P9: “Além de todo esse problema da qualificação, eu vejo assim, muita falta de conscientização dos professores em relação ao trabalho com esses alunos, porque é uma coisa difícil, e quando a coisa é difícil tem que ter uma motivação maior em cima disso pra poder superar...pois não adianta saber, estudar, falar sobre o problema e não fazer nada para aquilo melhorar.” 


P4: “Muitos professores não se abrem pra discutir sobre a inclusão...o aluno já é rotulado incapacitado e não tem essa abertura para se trabalhar...só de você saber que um aluno vai ser incluso dá aquele alvoroço,  porque é problema. Mas esse professor precisa abrir a cabeça, correr atrás, aceitar, procurar...”


Segundo MANTOAN apud CARVALHO (2001, p. 13), “a adesão à inclusão, como uma probabilidade que se abre para o aperfeiçoamento da educação escolar e para o benefício de alunos com deficiência, depende também de uma disponibilidade interna, que não é comum a todos os professores.” Ao se perceberem como integrantes de um sistema de ensino definido pela Secretaria Municipal de Educação e, deste modo, assumindo a condição de contribuintes para que a superação, ou não, dessa situação ocorra, as professoras demonstram bastante consciência e discernimento podendo criar expectativas que as levem a aulas de melhor qualidade.


CONSIDERAÇÕES FINAIS


Buscou-se com essa pesquisa, analisar as percepções de professores em relação a qualificação  profissional e intervenção pedagógica para atuar em contexto educacional inclusivo. A  respeito disso as professoras participantes da pesquisa se mostraram bastante insatisfeitas quanto a suas qualificações, se denominando despreparadas para a realização de suas intervenções nesse contexto.
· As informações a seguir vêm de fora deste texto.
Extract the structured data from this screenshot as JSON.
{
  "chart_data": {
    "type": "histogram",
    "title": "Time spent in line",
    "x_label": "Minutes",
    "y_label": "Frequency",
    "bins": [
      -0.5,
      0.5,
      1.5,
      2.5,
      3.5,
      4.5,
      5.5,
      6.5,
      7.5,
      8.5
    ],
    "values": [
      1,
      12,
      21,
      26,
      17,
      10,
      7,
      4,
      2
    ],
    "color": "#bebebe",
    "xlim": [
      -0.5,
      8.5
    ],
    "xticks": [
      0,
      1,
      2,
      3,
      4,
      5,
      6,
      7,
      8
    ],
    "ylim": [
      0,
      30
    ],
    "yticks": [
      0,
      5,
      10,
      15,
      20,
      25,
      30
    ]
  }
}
Com base nessas considerações pode-se concluir que o grupo das participantes é bastante homogêneo em suas reflexões acerca dos assuntos abordados durante a pesquisa, a despeito de suas características particulares. A reflexão sobre a inclusão em ambiente escolar conduz a apontamentos sobre a qualificação profissional, nos levando a questionamentos e a percepções angustiantes, percepções essas, compartilhadas por todas as participantes. Ao se perceberem personagens principais desse cenário, as professoras demonstram bastante senso de responsabilidade, admitindo o seu despreparo frente à inclusão, sem deixar de pensar no foco fundamental dessa situação, o aluno que está sendo incluído.


A qualificação profissional evidentemente não foi suficiente para garantir que essas professoras se sentissem preparadas para atuar neste contexto, mas nem por isso elas deixaram de buscar conhecimentos que as auxiliassem  na superação desse conflito. Essa situação angustiante só será superada com investimento constante na formação profissional, com o intuito de aliar uma teoria rica em experiências a práticas de qualidade, fornecendo assim, subsídios para que haja uma efetiva intervenção profissional.


REFERÊNCIAS


CARVALHO, I. Supervisão Escolar e os Desafios da Inclusão de Alunos com Necessidades Especiais. Monografia (especialização). UNICENTRO, Guarapuava, 2001.


CRUZ, C.; RIBEIRO, U. Metodologia Científica: teoria e prática. Rio de Janeiro, RJ: Axcel Books do Brasil, 2003.


CRUZ, G.C.; FERREIRA, J.R. Processo de Formação Continuada de Professores de Educação Física em Contexto Educacional Inclusivo. Revista Brasileira de Educação Física e Esporte. São Paulo, SP. v.19, n.2, abr/jun 2005, p. 163-180.


REID, G. Preparação Profissional em Atividade Física Adaptada: Perspectivas Norte Americanas. SOBAMA: Revista da Sociedade Brasileira de Atividade Motora Adaptada. Recife, PE: SOBAMA, v. 5, n. 5, dez / 2000, p. 1 – 4.